EasyToEatTiger Fri 31-Jan-14 13:20:03

So if dogs find it hard to digest carbohydrate, that leaves fat and protein? I thought that if dogs eat too much protein, they bounce off the walls. Their feral counterparts don't have walls to bounce off, so they're probably a bit better off.

fanoftheinvisibleman Fri 31-Jan-14 13:51:36

People get very easily confused when it comes to meat and protein levels though. Don't make the mistake of thinking it is 100% protein. A boneless chicken breast for instance is approx 30% protein. There is a large moisture content in fresh meat too which is why raw fed dogs often drink less. One of the things people often comment on about raw is how calm dogs are.

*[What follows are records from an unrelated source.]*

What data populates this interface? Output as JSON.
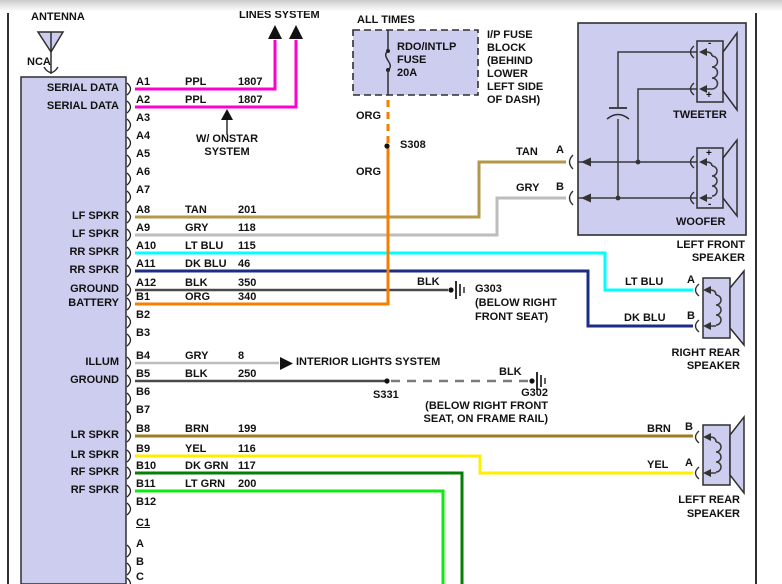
{
  "diagram": {
    "antenna": {
      "label": "ANTENNA",
      "connector": "NCA"
    },
    "top_arrow_target": "LINES SYSTEM",
    "onstar_note_lines": [
      "W/ ONSTAR",
      "SYSTEM"
    ],
    "power": {
      "all_times": "ALL TIMES",
      "fuse_lines": [
        "RDO/INTLP",
        "FUSE",
        "20A"
      ],
      "fuse_location_lines": [
        "I/P FUSE",
        "BLOCK",
        "(BEHIND",
        "LOWER",
        "LEFT SIDE",
        "OF DASH)"
      ],
      "wire_color_upper": "ORG",
      "splice": "S308",
      "wire_color_lower": "ORG"
    },
    "interior_lights": {
      "arrow_target": "INTERIOR LIGHTS SYSTEM"
    },
    "grounds": {
      "g303_wire": "BLK",
      "g303_lines": [
        "G303",
        "(BELOW RIGHT",
        "FRONT SEAT)"
      ],
      "s331": "S331",
      "g302_wire": "BLK",
      "g302_lines": [
        "G302",
        "(BELOW RIGHT FRONT",
        "SEAT, ON FRAME RAIL)"
      ]
    }
  },
  "connector": {
    "pins": [
      {
        "id": "A1",
        "label": "SERIAL DATA",
        "color": "PPL",
        "circuit": "1807"
      },
      {
        "id": "A2",
        "label": "SERIAL DATA",
        "color": "PPL",
        "circuit": "1807"
      },
      {
        "id": "A3"
      },
      {
        "id": "A4"
      },
      {
        "id": "A5"
      },
      {
        "id": "A6"
      },
      {
        "id": "A7"
      },
      {
        "id": "A8",
        "label": "LF SPKR",
        "color": "TAN",
        "circuit": "201"
      },
      {
        "id": "A9",
        "label": "LF SPKR",
        "color": "GRY",
        "circuit": "118"
      },
      {
        "id": "A10",
        "label": "RR SPKR",
        "color": "LT BLU",
        "circuit": "115"
      },
      {
        "id": "A11",
        "label": "RR SPKR",
        "color": "DK BLU",
        "circuit": "46"
      },
      {
        "id": "A12",
        "label": "GROUND",
        "color": "BLK",
        "circuit": "350"
      },
      {
        "id": "B1",
        "label": "BATTERY",
        "color": "ORG",
        "circuit": "340"
      },
      {
        "id": "B2"
      },
      {
        "id": "B3"
      },
      {
        "id": "B4",
        "label": "ILLUM",
        "color": "GRY",
        "circuit": "8"
      },
      {
        "id": "B5",
        "label": "GROUND",
        "color": "BLK",
        "circuit": "250"
      },
      {
        "id": "B6"
      },
      {
        "id": "B7"
      },
      {
        "id": "B8",
        "label": "LR SPKR",
        "color": "BRN",
        "circuit": "199"
      },
      {
        "id": "B9",
        "label": "LR SPKR",
        "color": "YEL",
        "circuit": "116"
      },
      {
        "id": "B10",
        "label": "RF SPKR",
        "color": "DK GRN",
        "circuit": "117"
      },
      {
        "id": "B11",
        "label": "RF SPKR",
        "color": "LT GRN",
        "circuit": "200"
      },
      {
        "id": "B12"
      },
      {
        "id": "C1",
        "section": true
      },
      {
        "id": "A"
      },
      {
        "id": "B"
      },
      {
        "id": "C"
      }
    ]
  },
  "speakers": {
    "left_front": {
      "name_lines": [
        "LEFT FRONT",
        "SPEAKER"
      ],
      "tweeter_label": "TWEETER",
      "woofer_label": "WOOFER",
      "terminal_a": {
        "wire": "TAN",
        "pin": "A"
      },
      "terminal_b": {
        "wire": "GRY",
        "pin": "B"
      },
      "tweeter_polarity": {
        "top": "-",
        "bottom": "+"
      },
      "woofer_polarity": {
        "top": "+",
        "bottom": "-"
      }
    },
    "right_rear": {
      "name_lines": [
        "RIGHT REAR",
        "SPEAKER"
      ],
      "terminal_a": {
        "wire": "LT BLU",
        "pin": "A"
      },
      "terminal_b": {
        "wire": "DK BLU",
        "pin": "B"
      }
    },
    "left_rear": {
      "name_lines": [
        "LEFT REAR",
        "SPEAKER"
      ],
      "terminal_b": {
        "wire": "BRN",
        "pin": "B"
      },
      "terminal_a": {
        "wire": "YEL",
        "pin": "A"
      }
    }
  },
  "colors": {
    "PPL": "#ff00cc",
    "TAN": "#b3974a",
    "GRY": "#bdbdbd",
    "LT_BLU": "#00ffff",
    "DK_BLU": "#1b2e83",
    "BLK": "#4a4a4a",
    "ORG": "#f57f00",
    "BRN": "#9c7c25",
    "YEL": "#ffee00",
    "DK_GRN": "#067d06",
    "LT_GRN": "#12e712",
    "BLK_DASH": "#7a7a7a",
    "block_fill": "#cdcdf0",
    "line": "#2f2f2f"
  }
}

I can neither confirm or deny this as I have a high energy young terrier. But whilst he is a whirling dervish out and about and will walk for miles, he is very well behaved and a pleasure to have at home. My mum dog sits whenever as she always says you don't know ypu have him so he is an all round mix!

tabulahrasa Fri 31-Jan-14 14:18:42

"I thought that if dogs eat too much protein, they bounce off the walls"

Some people say that - others that it's what the protein source is that's the issue, protein straight from meat in a raw diet doesn't seem to do it, where protein from other sources in commercial food does - so basically it's protein from other sources that are added to foods that are a problem rather than how much protein.

EasyToEatTiger Sat 22-Feb-14 18:06:56

We still have much to learn about our best friends... It is extraordinary that so many things have taken us such a long time to get round to figuring out!